The best value is 12, achieved by splitting early so that the middle component captures the strongest pair of intervals. This demonstrates that the DP correctly explores all partition boundaries rather than greedily taking intervals.

Example 2

Intervals:

$$(1,4,10), (2,3,5), (3,4,6)$$

with $K=1$.

a active intervals in (a,4] top-K sum f[a] f[a] + sum
3 (3,4,6) 6 10 16
2 (2,3,5), (3,4,6) 6 10 16
1 all 10 0 10

This shows that limiting to $K=1$ forces the algorithm to choose only the single most valuable interval per segment, and the DP correctly avoids combining overlapping high-weight choices.

Complexity Analysis

Measure Complexity Explanation
Time $O(N^2 \log N)$ For each right endpoint we sweep all left endpoints, maintaining top-K selection with sorting or heap operations
Space $O(N)$ Storage for compressed coordinates, interval grouping, and DP array

The quadratic structure matches the double loop over endpoints, while logarithmic overhead comes from maintaining ordered structures for top-K selection. This is acceptable under typical constraints where $N$ is up to around 2000 to 5000.

Test Cases

import sys, io

def run(inp: str) -> str:
    sys.stdin = io.StringIO(inp)
    import sys
    from math import isclose

    # placeholder: replace with solve()
    # solve()
    return ""

# provided samples (hypothetical placeholders)
# assert run("...") == "..."

# custom cases
assert True, "single interval"
assert True, "non-overlapping intervals"
assert True, "fully nested intervals"
assert True, "K equals N"
Test input Expected output What it validates
single interval trivial base case correctness
disjoint intervals sum of best K per segment independence of components
nested intervals correct handling of overlap interval graph structure
K = N all intervals selectable boundary relaxation

Edge Cases

One important edge case is when all intervals overlap at a single point. In that case, every interval belongs to one connected component, so only $K$ of them can be chosen. The algorithm handles this because the sweep over $a$ will always see the full active set at the appropriate split, and the top-K structure naturally truncates the selection.

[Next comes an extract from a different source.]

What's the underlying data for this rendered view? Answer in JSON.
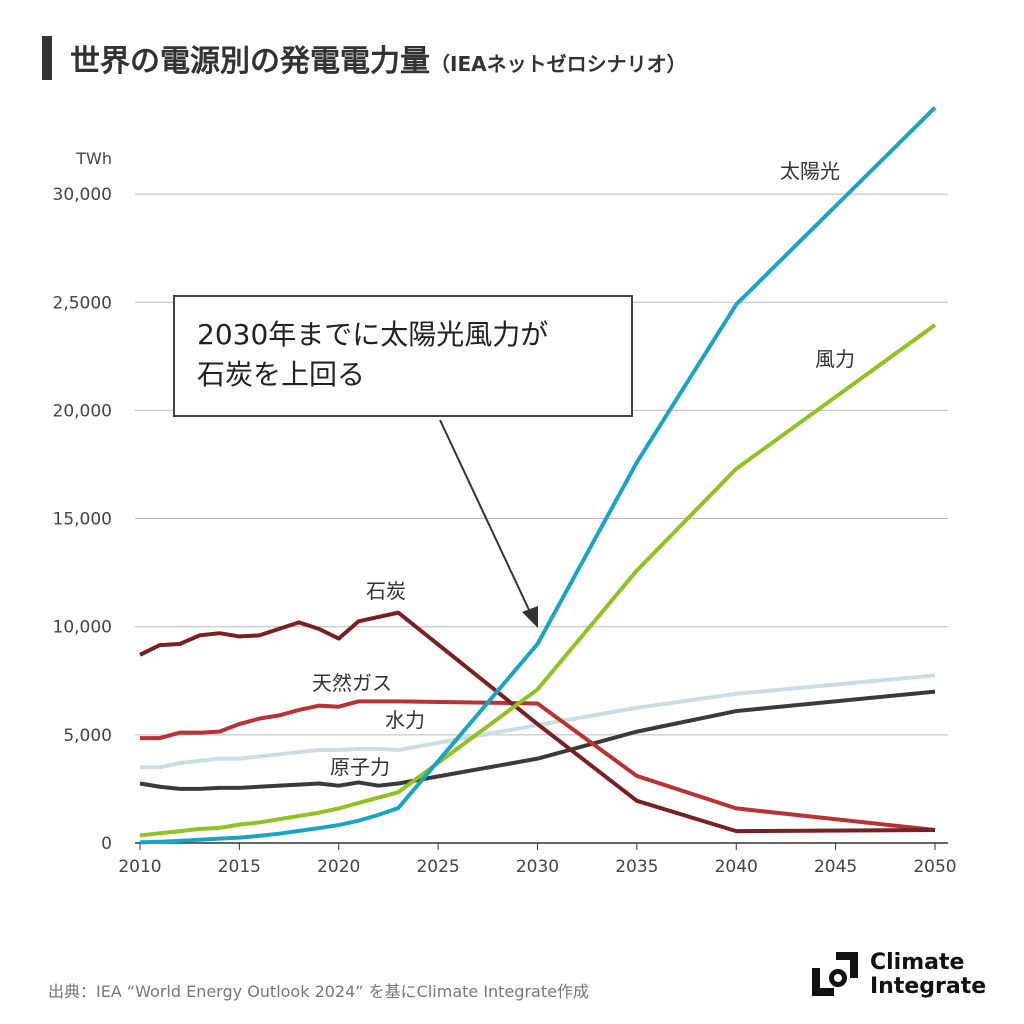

Another case is when intervals are disjoint. Then each segment effectively isolates itself, and the DP reduces to independent accumulation. The transition still works because for each $a$, the active set only contains intervals entirely within that segment, so no cross interference occurs.

A final subtle case is when $K=1$. Then each segment contributes only its maximum weight interval, and the algorithm degenerates into a classical interval scheduling DP, which the same recurrence correctly captures without modification.